Andrew Rosindell (Romford) (Con): As my right hon. Friend the Member for Maidenhead (Mrs. May) pointed out, health and safety regulations have had a disastrous impact on all aspects of national life. The House authorities have failed to fly the flag of our country from Portcullis House for the past 10 years, so will the Leader of the House make arrangements to investigate why the Union flag is never flown there; and will he follow the example of our sovereign, who flies the Union flag every day from Buckingham palace?

Mr. Straw: I shall look into the issue of flag flying from Portcullis House and write to the hon. Gentleman.

Mr. Edward Vaizey (Wantage) (Con): The right hon. Gentleman should do it himself!
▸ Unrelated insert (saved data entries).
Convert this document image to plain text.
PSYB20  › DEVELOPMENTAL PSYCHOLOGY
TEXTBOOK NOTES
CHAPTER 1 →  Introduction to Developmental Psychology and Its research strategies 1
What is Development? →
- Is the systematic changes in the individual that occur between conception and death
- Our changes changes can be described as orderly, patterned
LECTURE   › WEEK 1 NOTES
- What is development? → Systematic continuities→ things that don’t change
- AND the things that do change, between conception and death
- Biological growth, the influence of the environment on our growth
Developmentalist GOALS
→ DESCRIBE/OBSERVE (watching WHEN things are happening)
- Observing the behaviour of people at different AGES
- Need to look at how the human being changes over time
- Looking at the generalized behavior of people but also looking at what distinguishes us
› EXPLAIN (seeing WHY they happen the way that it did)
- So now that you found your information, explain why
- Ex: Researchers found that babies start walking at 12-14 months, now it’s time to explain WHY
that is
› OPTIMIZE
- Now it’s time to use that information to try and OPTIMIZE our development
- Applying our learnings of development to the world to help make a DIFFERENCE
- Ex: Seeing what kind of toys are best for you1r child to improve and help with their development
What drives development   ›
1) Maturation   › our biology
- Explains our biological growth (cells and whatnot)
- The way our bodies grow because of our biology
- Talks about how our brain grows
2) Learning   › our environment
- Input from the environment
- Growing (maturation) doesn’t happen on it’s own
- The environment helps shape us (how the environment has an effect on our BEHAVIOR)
Mr. Straw: Well, Mr. Speaker, you and I could go up a stepladder, and do so.

Mr. Andrew Mackay (Bracknell) (Con): Last week, the Leader of the House promised to speak to the House about the publishing of letters between Home Office Ministers and the Association of Chief Police Officers. Yesterday, the Prime Minister singularly failed to answer any requests for publication, so will the Leader of the House update us on his discussions with the Home Secretary? If the answer is no, will he explain what possible reason there is not to publish those letters?

Mr. Straw: The Prime Minister made the position very clear, as he said that those letters and any other relevant documents would be published at the same time as the report of the inquiry undertaken by Sir David Normington. That is an appropriate and well settled way in which to proceed.